# Data Wrangling Cheatsheet Using Pandas - Multiple Ways to Select Columns and rows in Pandas

# Data Wrangling Cheatsheet Using Pandas

### A problem with using pandas  is that there are multiple ways to achieve a given result. Hence googling can introduce a random variability around the best way to achieve a result. Sometimes you hit a particular result and the next time for a very  similar query you get an entirely different way of doing it. For the newbie coder this can be confusing and also lead to the feeling that coding is a mysterious process which can only be googled!

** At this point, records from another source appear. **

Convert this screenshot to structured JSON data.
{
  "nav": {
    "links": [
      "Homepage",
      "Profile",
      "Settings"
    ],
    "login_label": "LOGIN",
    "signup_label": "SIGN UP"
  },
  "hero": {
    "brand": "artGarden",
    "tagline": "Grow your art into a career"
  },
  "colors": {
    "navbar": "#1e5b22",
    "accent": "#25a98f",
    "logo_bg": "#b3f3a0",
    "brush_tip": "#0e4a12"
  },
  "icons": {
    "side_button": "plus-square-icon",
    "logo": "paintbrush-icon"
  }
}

### In this notebook I am looking to provide multiple ways in which columns and rows can be selected since this is a key step in data wrangling both for data exploration and also for feature engineering. This is a cheatsheet which I prepared for myself after bumbling around with different methods and not making much progress in understanding why something is used in a particular case and not in other seemingly similar scenarios.



# Challenges of data wrangling in Pandas

### Real world data wrangling can be challenging for those of us who are non coders. A common scenario after importing a data set is to stare at it blankly trying to recall what a particular code/syntax is for doing tasks which would take precisely a minute in Excel. Sometimes the tempatation is to finsh the entire data preperation phase in Excel and then import a clean data set to a Jupyter Notebook. Unfortunately this is only viable when the data set is small or moderate. Plus as a newbie coder it makes sense to do as many tasks as possible via coding.

### I  then come to the second challenge of coding: googling the answer. Now, Google and Stackoverflow are great and frequently do provide the answers. But there is problem. Your coding skills will not evolve as one tends to 'copy paste' the code snippet without thinking about it at lenght. 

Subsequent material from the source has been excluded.